A couple of years ago, swarms of people with some truly confused understandings about law, economics, politics, and basic human nature decided it was time to go for a camp-out. In downtown New York City. Yes, we refer Gentle Reader to recollections of those days of THC-laden fumes, bull-horns, vandalism, sexual assault, attempted terrorist bombings, bodily functions and sweat, and sordid ordinary greed that called itself the Occupy Wall Street movement. In the weeks and months after their initial attempted colonization of the city’s financial district, they spawned numerous copy-cat “occupations” in other cities around the world.
For those still interested (both of you), they’re still around, and even have a website and everything. It’s here. To get a true flavor of what passes for thinking over there, Gentle Reader can click on the “Action” tab on the banner and then go around the pinwheel chart on the page. I looked for a “blow up bridges” link in the “tactics” portion of the wheel, but didn’t find one.
Let’s ignore the movement depositing its money into Amalgamated Bank, which as of fall, 2011 was controlled by an SEIU affiliate and was circling the toilet bowl operating under an FDIC consent order, largely as the result of having invested $800 million in Countrywide Home Loans mortgages. You’ll remember Countrywide, won’t you, Gentle Reader? Countrywide was by a wide margin the leading private originator of subprime home loans — loans to people who had little likelihood of being able to repay them. Loans that are now characterized as exploitative and conclusive evidence of the “1%” plundering The Working Man. And shit. Seems the SEIU was just jim-dandy getting in on a slice of that plunder, and the Occupyistas were happy to send them their business. By the way, Amalgamated was rescued by the sale of roughly 40% of its shares to Ron Burkle (billionaire and Big Time Democrat) and Wilbur Ross (another billionaire, although he backed Romney in 2012). Amalgamated became the Democrat National Committee’s sole lender in 2012. And so on and so forth. In short, business is business, even for outfits whose stated mission is “world revolution.”

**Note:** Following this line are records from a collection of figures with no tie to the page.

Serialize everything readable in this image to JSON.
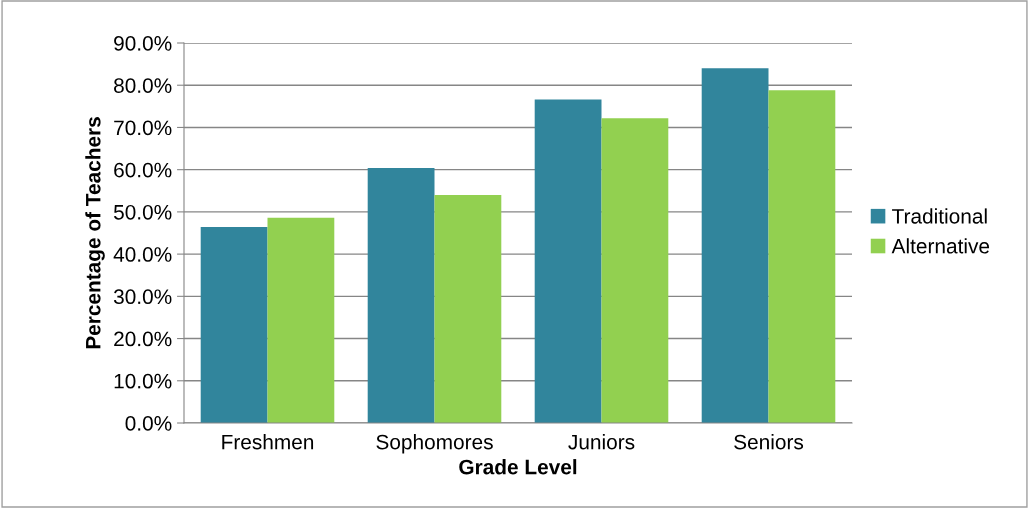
{
  "chart_data": {
    "type": "bar",
    "xlabel": "Grade Level",
    "ylabel": "Percentage of Teachers",
    "categories": [
      "Freshmen",
      "Sophomores",
      "Juniors",
      "Seniors"
    ],
    "series": [
      {
        "name": "Traditional",
        "color": "#31859c",
        "values": [
          46.4,
          60.4,
          76.6,
          84.0
        ]
      },
      {
        "name": "Alternative",
        "color": "#92d050",
        "values": [
          48.6,
          54.0,
          72.2,
          78.8
        ]
      }
    ],
    "ylim": [
      0,
      90
    ],
    "yticks": [
      {
        "value": 0,
        "label": "0.0%"
      },
      {
        "value": 10,
        "label": "10.0%"
      },
      {
        "value": 20,
        "label": "20.0%"
      },
      {
        "value": 30,
        "label": "30.0%"
      },
      {
        "value": 40,
        "label": "40.0%"
      },
      {
        "value": 50,
        "label": "50.0%"
      },
      {
        "value": 60,
        "label": "60.0%"
      },
      {
        "value": 70,
        "label": "70.0%"
      },
      {
        "value": 80,
        "label": "80.0%"
      },
      {
        "value": 90,
        "label": "90.0%"
      }
    ],
    "grid": "y",
    "legend": "right"
  }
}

At the risk of understatement, the Occupy loonies having served their purpose of re-electing America’s first explicitly anti-American president, they’re about as relevant today as the Wobblies. So why am I devoting bandwidth to them?
Because today is June 17, after all.
On June 17, 1953, in the Worker’s and Peasant’s Paradise, more formally known as the Deutsche Demokratische Republik — the German Democratic Republic: East Germany in round numbers — and more informally among West Germans of a certain generation as the Sowjetische Besatzungszone or the SBZ — the “Soviet Occupation Zone” — the rest of the world got to see how movements like the Occupy Wall Street outfit get treated post-revolution. The preceding day in East Berlin construction workers had finally had enough of the privations, oppressions, and exactions of Sovietization. As happens with dreary predictability, the government had announced forthcoming increases in “work norms” with no corresponding increase in pay. Work more, same income. So on June 16, they went on strike. The next day they were joined by other groups of workers. For 1953 in still-devastated Central Europe, news of the goings-on spread amazingly rapidly throughout most of East Germany.
On the morning of June 17, the workers began to march towards downtown East Berlin. The government pretty quickly decided to use force to deal with the protests and, the times being what they were, they turned to their Soviet occupiers for help. Roughly 20,000 troops and 8,000 police, complete with tanks and so forth, turned out, and the fun began. The total numbers of killed and wounded is somewhat vague, as are all numbers of victims of communist oppressions. When you add in the subsequent executions it appears to have been north of 500.
From the 1950s until actual German reunification, June 17 was the Tag der deutschen Einheit — Day of German Unity. Beginning in 1990 the newly-reunified country moved it to October 3 (the formal Reunification Day, instead of November 9, the day the Wall fell . . . too many unfortunate associations with that day (e.g., Kristallnacht)). A principal consequence of the June 17 Uprising and its brutal suppression was to heighten the exodus of every East German who had the gumption, prompting the 1961 construction of the Berlin Wall.
I’ll make a humble suggestion, for the benefit of those three or four dozen remaining true believer Occupiers. I think they need their very own holiday. I think they need a holiday that will serve as their inspiration to World Revolution, and provide them a glimpse of their Paradise on Earth.
We’ll have it on June 17 (now that day’s free of prior claims), and we can call it Fools and Tools Day.